Por um lado os meios de produção, através da democratização da tecnologia, tornaram-se acessíveis. Por outro, o nosso papel de consumidores ou espectadores também se alterou. Deixámos de ser meros agentes passivos para nos tornarmos respigadores, gulosos programadores particulares, transfigurados pela proliferação de suportes e por muitas maneiras de ver, ouvir ou ler, a toda a hora, em todo o lado.
Essa democratização e multiplicidade de escolhas geraram mais diversidade e quantidade.

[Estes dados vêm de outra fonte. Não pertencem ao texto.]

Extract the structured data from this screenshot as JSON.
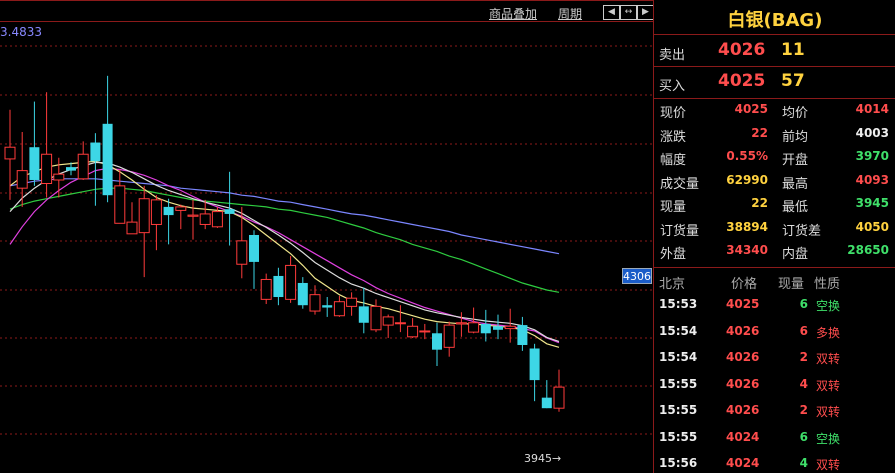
{
  "toolbar": {
    "overlay_label": "商品叠加",
    "period_label": "周期"
  },
  "chart": {
    "y_max_label": "3.4833",
    "current_price_tag": "4306",
    "low_marker_label": "3945→"
  },
  "chart_data": {
    "type": "candlestick",
    "candles": [
      [
        4103,
        4113,
        4145,
        4068
      ],
      [
        4078,
        4093,
        4126,
        4062
      ],
      [
        4113,
        4085,
        4152,
        4080
      ],
      [
        4082,
        4107,
        4160,
        4070
      ],
      [
        4085,
        4090,
        4104,
        4070
      ],
      [
        4096,
        4093,
        4100,
        4089
      ],
      [
        4086,
        4107,
        4118,
        4085
      ],
      [
        4117,
        4101,
        4125,
        4063
      ],
      [
        4133,
        4072,
        4174,
        4066
      ],
      [
        4048,
        4080,
        4094,
        4048
      ],
      [
        4039,
        4049,
        4066,
        4039
      ],
      [
        4040,
        4069,
        4080,
        4002
      ],
      [
        4047,
        4068,
        4072,
        4025
      ],
      [
        4062,
        4055,
        4069,
        4030
      ],
      [
        4059,
        4062,
        4064,
        4043
      ],
      [
        4054,
        4055,
        4068,
        4034
      ],
      [
        4047,
        4056,
        4068,
        4043
      ],
      [
        4045,
        4058,
        4062,
        4044
      ],
      [
        4060,
        4056,
        4092,
        4029
      ],
      [
        4013,
        4033,
        4062,
        4001
      ],
      [
        4038,
        4015,
        4042,
        3992
      ],
      [
        3983,
        4000,
        4005,
        3979
      ],
      [
        4003,
        3985,
        4010,
        3978
      ],
      [
        3983,
        4012,
        4020,
        3980
      ],
      [
        3997,
        3978,
        4002,
        3975
      ],
      [
        3973,
        3987,
        3995,
        3970
      ],
      [
        3978,
        3976,
        3985,
        3968
      ],
      [
        3969,
        3981,
        3986,
        3968
      ],
      [
        3977,
        3984,
        3989,
        3969
      ],
      [
        3977,
        3963,
        3993,
        3954
      ],
      [
        3957,
        3977,
        3983,
        3955
      ],
      [
        3961,
        3968,
        3970,
        3950
      ],
      [
        3963,
        3963,
        3978,
        3955
      ],
      [
        3951,
        3960,
        3967,
        3950
      ],
      [
        3956,
        3956,
        3962,
        3949
      ],
      [
        3954,
        3940,
        3963,
        3926
      ],
      [
        3942,
        3961,
        3964,
        3934
      ],
      [
        3962,
        3963,
        3972,
        3951
      ],
      [
        3955,
        3963,
        3976,
        3954
      ],
      [
        3962,
        3954,
        3974,
        3947
      ],
      [
        3960,
        3957,
        3970,
        3949
      ],
      [
        3958,
        3960,
        3975,
        3946
      ],
      [
        3961,
        3944,
        3968,
        3939
      ],
      [
        3941,
        3914,
        3945,
        3896
      ],
      [
        3899,
        3890,
        3914,
        3890
      ],
      [
        3890,
        3908,
        3923,
        3887
      ]
    ],
    "ma_short": [
      4080,
      4088,
      4092,
      4096,
      4098,
      4099,
      4100,
      4101,
      4098,
      4092,
      4085,
      4077,
      4070,
      4066,
      4063,
      4061,
      4060,
      4059,
      4058,
      4053,
      4046,
      4038,
      4030,
      4022,
      4012,
      4001,
      3994,
      3987,
      3982,
      3980,
      3977,
      3975,
      3972,
      3969,
      3966,
      3964,
      3963,
      3962,
      3962,
      3961,
      3960,
      3959,
      3957,
      3952,
      3945,
      3942
    ],
    "ma_mid": [
      4030,
      4045,
      4058,
      4068,
      4076,
      4083,
      4088,
      4093,
      4095,
      4094,
      4092,
      4089,
      4085,
      4080,
      4076,
      4071,
      4066,
      4062,
      4058,
      4054,
      4049,
      4045,
      4040,
      4034,
      4028,
      4022,
      4016,
      4010,
      4004,
      3999,
      3993,
      3988,
      3984,
      3980,
      3976,
      3973,
      3970,
      3967,
      3964,
      3962,
      3961,
      3960,
      3958,
      3956,
      3950,
      3946
    ],
    "ma_long": [
      4060,
      4064,
      4067,
      4069,
      4071,
      4073,
      4075,
      4077,
      4078,
      4078,
      4077,
      4076,
      4074,
      4072,
      4070,
      4068,
      4067,
      4066,
      4065,
      4064,
      4063,
      4062,
      4060,
      4059,
      4057,
      4055,
      4053,
      4050,
      4047,
      4044,
      4040,
      4037,
      4034,
      4030,
      4027,
      4024,
      4020,
      4017,
      4013,
      4009,
      4005,
      4001,
      3997,
      3994,
      3991,
      3989
    ],
    "ma_xlong": [
      4080,
      4082,
      4084,
      4085,
      4086,
      4086,
      4086,
      4086,
      4085,
      4084,
      4083,
      4082,
      4081,
      4080,
      4078,
      4077,
      4076,
      4075,
      4074,
      4072,
      4071,
      4069,
      4067,
      4066,
      4064,
      4062,
      4060,
      4058,
      4056,
      4055,
      4053,
      4051,
      4049,
      4047,
      4045,
      4043,
      4041,
      4038,
      4036,
      4034,
      4032,
      4030,
      4028,
      4026,
      4024,
      4022
    ]
  },
  "quote": {
    "title": "白银(BAG)",
    "sell_label": "卖出",
    "sell_price": "4026",
    "sell_volume": "11",
    "buy_label": "买入",
    "buy_price": "4025",
    "buy_volume": "57",
    "stats": [
      {
        "l1": "现价",
        "v1": "4025",
        "c1": "red",
        "l2": "均价",
        "v2": "4014",
        "c2": "red"
      },
      {
        "l1": "涨跌",
        "v1": "22",
        "c1": "red",
        "l2": "前均",
        "v2": "4003",
        "c2": "white"
      },
      {
        "l1": "幅度",
        "v1": "0.55%",
        "c1": "red",
        "l2": "开盘",
        "v2": "3970",
        "c2": "green"
      },
      {
        "l1": "成交量",
        "v1": "62990",
        "c1": "yellow",
        "l2": "最高",
        "v2": "4093",
        "c2": "red"
      },
      {
        "l1": "现量",
        "v1": "22",
        "c1": "yellow",
        "l2": "最低",
        "v2": "3945",
        "c2": "green"
      },
      {
        "l1": "订货量",
        "v1": "38894",
        "c1": "yellow",
        "l2": "订货差",
        "v2": "4050",
        "c2": "yellow"
      },
      {
        "l1": "外盘",
        "v1": "34340",
        "c1": "red",
        "l2": "内盘",
        "v2": "28650",
        "c2": "green"
      }
    ]
  },
  "ticks": {
    "headers": [
      "北京",
      "价格",
      "现量",
      "性质"
    ],
    "rows": [
      {
        "time": "15:53",
        "price": "4025",
        "vol": "6",
        "vol_color": "green",
        "nature": "空换",
        "nature_color": "green"
      },
      {
        "time": "15:54",
        "price": "4026",
        "vol": "6",
        "vol_color": "red",
        "nature": "多换",
        "nature_color": "red"
      },
      {
        "time": "15:54",
        "price": "4026",
        "vol": "2",
        "vol_color": "red",
        "nature": "双转",
        "nature_color": "red"
      },
      {
        "time": "15:55",
        "price": "4026",
        "vol": "4",
        "vol_color": "red",
        "nature": "双转",
        "nature_color": "red"
      },
      {
        "time": "15:55",
        "price": "4026",
        "vol": "2",
        "vol_color": "red",
        "nature": "双转",
        "nature_color": "red"
      },
      {
        "time": "15:55",
        "price": "4024",
        "vol": "6",
        "vol_color": "green",
        "nature": "空换",
        "nature_color": "green"
      },
      {
        "time": "15:56",
        "price": "4024",
        "vol": "4",
        "vol_color": "green",
        "nature": "双转",
        "nature_color": "red"
      }
    ]
  }
}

Mas a partir de determinada altura percebeu-se também que o excesso de escolhas disponíveis gerava uma sensação de entropia, ao mesmo tempo que as audiências se fragmentavam, com uma cultura de pequenos nichos e cultos, que nem sempre se intersectava.
Como acontece sempre em circunstâncias de mudança, parte do público e alguns dos gigantes da indústria do entretenimento passaram as duas últimas décadas com nostalgia dos dias em que parecia existir uma espécie de unidade cultural na qual todos se reflectiam um pouco. Mas esses dias, é quase certo, não irão regressar, apesar de ao lado das tendências principais se acumularem veios secundários e de, ao mesmo tempo, a Internet ainda necessitar de parasitar os velhos media e de circuitos de legitimação tradicionais para se impor. Assim, não obstante as mudanças dos últimos 20 anos, continuamos num terreno de ambivalências, presentes nos universos da música, da TV e do cinema.
Música: o primeiro embate
A música foi talvez de todas as indústrias culturais a primeira a sentir o embate com essa nova realidade trazida pela cultura da Internet e pelos desenvolvimentos tecnológicos de uma forma geral. Durante muito tempo a Internet foi demonizada pelos gigantes da indústria, devido aos descarregamentos ilegais, mas a partir de determinada altura percebeu-se que as condições de feitura, partilha e distribuição se haviam alterado de forma tão profunda que o que havia a fazer era aceitar a nova realidade.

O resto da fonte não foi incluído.